Friday, May 31, 2013

32 tweets on Training Authenticity ( from Thiagi - June.2013)

Face Reality

Listen to a 5-minute audio podcast episode on the importance of authenticity in training design:
Episode 11: A Tale from Our Resident Mad Scientist ( http://thiagi.net/podcasts/tgti_podcast_11.mp3 )
After you have finished listening, you may want to review this collection of tweets on the topic:
  1. The best type of training is on-the-job. If you training someone to pilot a plane, do the training on a real plane. If you don't want to do that, at least use a flight simulator.
  2. Use action-learning approaches in your training design. This guarantees effective application to the workplace.
  3. Teach in the real world context. If you are training people to do public speaking, let them practice their skills in front of an audience.
  4. Use training activities that reflect what the participants will be undertaking on their job.
  5. Workplace activities require teamwork. Therefore, workshop activities should involve teamwork.
  6. Contracts with real-world clients provide authentic learning and assessment activities.
  7. Encourage participants to apply their new skills to real-world opportunities.
  8. Don't use cute fictional examples or fantasy or science fiction themes.
  9. If you desperately want to use fictional examples to attract the participants' attention, revert to reality before it is too late.
  10. The best way to make sure that the participants will apply what they learned to the real world is to use authentic examples.
  11. Don't create examples of concepts that perfectly fit your definitions. Use real world examples.
  12. Train the participants to face reality in the workplace.

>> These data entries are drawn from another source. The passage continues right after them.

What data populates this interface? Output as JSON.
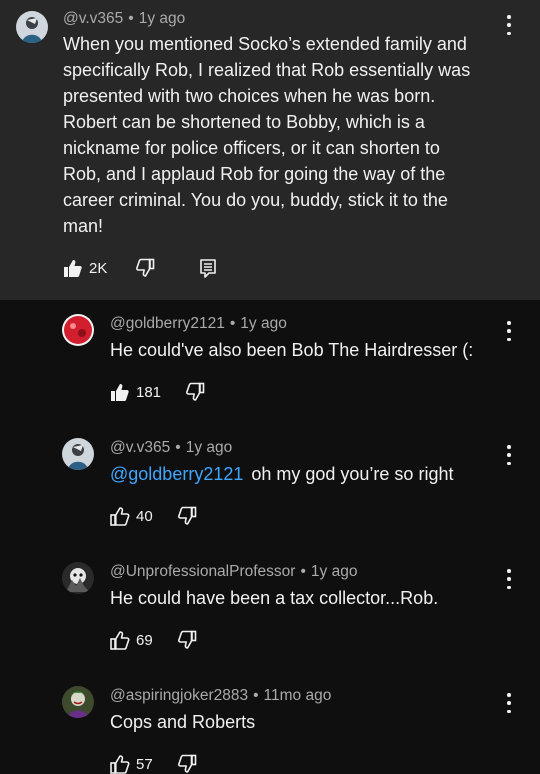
{
  "top_comment": {
    "handle": "@v.v365",
    "time": "1y ago",
    "body_lines": [
      "When you mentioned Socko’s extended family and",
      "specifically Rob, I realized that Rob essentially was",
      "presented with two choices when he was born.",
      "Robert can be shortened to Bobby, which is a",
      "nickname for police officers, or it can shorten to",
      "Rob, and I applaud Rob for going the way of the",
      "career criminal. You do you, buddy, stick it to the",
      "man!"
    ],
    "likes": "2K",
    "liked": true
  },
  "replies": [
    {
      "handle": "@goldberry2121",
      "time": "1y ago",
      "mention": "",
      "text": "He could've also been Bob The Hairdresser (:",
      "likes": "181",
      "liked": true
    },
    {
      "handle": "@v.v365",
      "time": "1y ago",
      "mention": "@goldberry2121",
      "text": "oh my god you’re so right",
      "likes": "40",
      "liked": false
    },
    {
      "handle": "@UnprofessionalProfessor",
      "time": "1y ago",
      "mention": "",
      "text": "He could have been a tax collector...Rob.",
      "likes": "69",
      "liked": false
    },
    {
      "handle": "@aspiringjoker2883",
      "time": "11mo ago",
      "mention": "",
      "text": "Cops and Roberts",
      "likes": "57",
      "liked": false
    }
  ],
  "icons": {
    "like": "thumbs-up-icon",
    "dislike": "thumbs-down-icon",
    "reply": "reply-comment-icon",
    "menu": "more-vertical-icon"
  },
  "colors": {
    "background": "#0f0f0f",
    "highlight": "#272727",
    "text": "#f1f1f1",
    "meta": "#aaaaaa",
    "mention": "#3ea6ff"
  }
}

Don't use simplified and contrived examples.
  13. Cases and scenarios should not be creative fiction. Use what is happening in the workplace as authentic cases.
  14. Except in fast-food industry, real world jobs seldom use multiple-choice or yes/no questions. For authentic training, use open questions.
  15. Don't create contrived problems that are conveniently solved by your procedure. Begin with wicked real-world problems.
  16. Are you familiar with problem-based learning (PBL)? It can be applied to corporate training to increase authenticity.
  17. You are not teaching your method. You are encouraging participants to solve their real-world problems.
  18. Read the useful Wikipedia article on Problem-Based Learning. Reflect on corporate training applications.
  19. In your final performance test, use real-world problems. There is no need to make up artificial ones.
  20. Authentic training encourages creation of polished products rather than prototypes.
  21. Authentic activities allow competing solutions and diversity of outcomes. They permit different unique and creative solutions.
  22. Authentic learning incorporates a variety of sources and resources including those discovered by the learners.
  23. Authentic training integrates principles across subject areas. Encourage cross-functional approaches.
  24. Require and reward participants to discover, define, and solve real-world, ill-defined problems.
  25. Authentic training requires you stop training and start facilitating.
  26. Train authentically by acting as a consultant, not as a presenter.
  27. To make your training authentic, require participants to use a variety of viewpoints rather than use a single approach.
  28. Don't use activities just for fun or because you have heard that interaction is important.
  29. End your training sessions with an action-planning exercise. Follow up with debriefing discussions.
  30. Authentic training activities may require days, weeks, and months rather than minutes or hours.
  31. Blend learning with application. Incorporate guided practice, coaching, and on-the-job application exercises as follow-up activities.
  32. In summary: Use authentic goals, content, activities, examples, exercises, language, cases, scenarios, tests, methods—and everything else.